[Diderot and the Encyclopaedists (Vol 1 of 2) by John Morley]@TWC D-Link bookDiderot and the Encyclopaedists (Vol 1 of 2) CHAPTER III 17/70
It was not merely because Bacon and Hobbes and Locke had written certain books, that Voltaire and Diderot became free-thinkers and assailed the church. "So long," it has been said, "as a Bossuet, a Fenelon, an Arnauld, a Nicole, were alive, Bayle made few proselytes; the elevation of Dubois and its consequences multiplied unbelievers and indifferents."[28] The force of speculative literature always hangs on practical opportuneness.
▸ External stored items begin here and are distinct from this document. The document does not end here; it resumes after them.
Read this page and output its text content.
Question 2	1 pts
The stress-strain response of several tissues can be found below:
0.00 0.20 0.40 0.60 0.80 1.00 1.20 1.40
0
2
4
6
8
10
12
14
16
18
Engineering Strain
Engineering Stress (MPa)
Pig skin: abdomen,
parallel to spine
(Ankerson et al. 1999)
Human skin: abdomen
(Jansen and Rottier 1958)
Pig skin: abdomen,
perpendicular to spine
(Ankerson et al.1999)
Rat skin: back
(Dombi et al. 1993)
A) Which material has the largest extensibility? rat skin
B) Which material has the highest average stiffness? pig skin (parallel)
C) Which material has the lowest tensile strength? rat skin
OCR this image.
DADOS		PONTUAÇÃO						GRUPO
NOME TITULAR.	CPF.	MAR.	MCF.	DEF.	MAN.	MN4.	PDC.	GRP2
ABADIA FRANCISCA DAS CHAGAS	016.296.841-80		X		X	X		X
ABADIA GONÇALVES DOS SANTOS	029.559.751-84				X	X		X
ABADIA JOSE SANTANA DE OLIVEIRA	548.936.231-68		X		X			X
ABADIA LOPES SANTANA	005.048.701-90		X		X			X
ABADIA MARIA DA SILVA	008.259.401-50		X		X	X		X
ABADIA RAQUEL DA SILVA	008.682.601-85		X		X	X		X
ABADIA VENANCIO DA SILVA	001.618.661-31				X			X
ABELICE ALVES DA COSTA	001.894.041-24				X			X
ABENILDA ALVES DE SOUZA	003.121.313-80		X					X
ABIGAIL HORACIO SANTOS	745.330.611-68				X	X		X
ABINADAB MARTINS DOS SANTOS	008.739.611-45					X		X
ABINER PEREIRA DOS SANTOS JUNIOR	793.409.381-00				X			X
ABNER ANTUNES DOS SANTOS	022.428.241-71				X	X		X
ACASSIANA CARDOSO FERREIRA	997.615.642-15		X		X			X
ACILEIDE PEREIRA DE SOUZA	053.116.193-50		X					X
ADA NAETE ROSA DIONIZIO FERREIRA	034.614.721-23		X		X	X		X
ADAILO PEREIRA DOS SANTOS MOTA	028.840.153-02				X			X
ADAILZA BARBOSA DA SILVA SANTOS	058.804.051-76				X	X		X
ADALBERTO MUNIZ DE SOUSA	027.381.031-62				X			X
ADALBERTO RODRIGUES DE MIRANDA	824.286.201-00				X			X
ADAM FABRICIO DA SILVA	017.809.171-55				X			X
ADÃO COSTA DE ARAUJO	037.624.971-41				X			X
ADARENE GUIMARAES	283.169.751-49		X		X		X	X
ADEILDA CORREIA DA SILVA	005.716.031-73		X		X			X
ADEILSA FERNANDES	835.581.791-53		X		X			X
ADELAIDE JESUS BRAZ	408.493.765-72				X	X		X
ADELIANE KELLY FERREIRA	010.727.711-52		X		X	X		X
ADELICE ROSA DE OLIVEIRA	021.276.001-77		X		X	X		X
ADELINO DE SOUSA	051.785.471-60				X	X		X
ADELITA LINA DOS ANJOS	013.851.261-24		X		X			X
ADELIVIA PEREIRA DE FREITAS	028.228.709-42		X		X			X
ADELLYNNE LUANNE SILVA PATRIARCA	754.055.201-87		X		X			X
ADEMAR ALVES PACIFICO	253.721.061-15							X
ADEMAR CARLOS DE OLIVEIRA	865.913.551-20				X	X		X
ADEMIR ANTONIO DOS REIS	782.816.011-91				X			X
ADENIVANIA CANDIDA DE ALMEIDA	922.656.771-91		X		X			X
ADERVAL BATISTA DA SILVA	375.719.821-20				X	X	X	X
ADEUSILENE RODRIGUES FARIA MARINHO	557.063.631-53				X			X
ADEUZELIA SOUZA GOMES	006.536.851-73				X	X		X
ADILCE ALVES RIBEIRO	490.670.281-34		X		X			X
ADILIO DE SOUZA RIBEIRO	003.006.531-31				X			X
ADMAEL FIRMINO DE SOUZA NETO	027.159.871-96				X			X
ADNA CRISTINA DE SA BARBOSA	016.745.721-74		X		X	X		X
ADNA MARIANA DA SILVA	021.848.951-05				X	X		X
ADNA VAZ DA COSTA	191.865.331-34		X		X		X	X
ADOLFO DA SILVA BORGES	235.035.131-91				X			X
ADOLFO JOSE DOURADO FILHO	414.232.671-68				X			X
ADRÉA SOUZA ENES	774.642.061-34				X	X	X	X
The economic evils of monasticism, the increasing flagrancy and grossness of superstition, the aggressive factiousness of the ecclesiastics, the cruelty of bigoted tribunals--these things disgusted and wearied the more enlightened spirits, and the English philosophy only held out an inspiring intellectual alternative.[29] Nor was it accident that drew Diderot's attention to Shaftesbury, rather than to any other of our writers.
That author's essay on Enthusiasm had been suggested by the extravagances of the French prophets, poor fanatics from the Cevennes, who had fled to London after the revocation of the edict of Nantes, and whose paroxysms of religious hysteria at length brought them into trouble with the authorities (1707).
Paris saw an outbreak of the same kind of ecstasy, though on a much more formidable scale, among the Jansenist fanatics, from 1727 down to 1758, or later.
Some of the best attested miracles in the whole history of the supernatural were wrought at the tomb of the Jansenist deacon, Paris.[30] The works of faith exalted multitudes into convulsive transports; men and women underwent the most cruel tortures, in the hope of securing a descent upon them of the divine grace.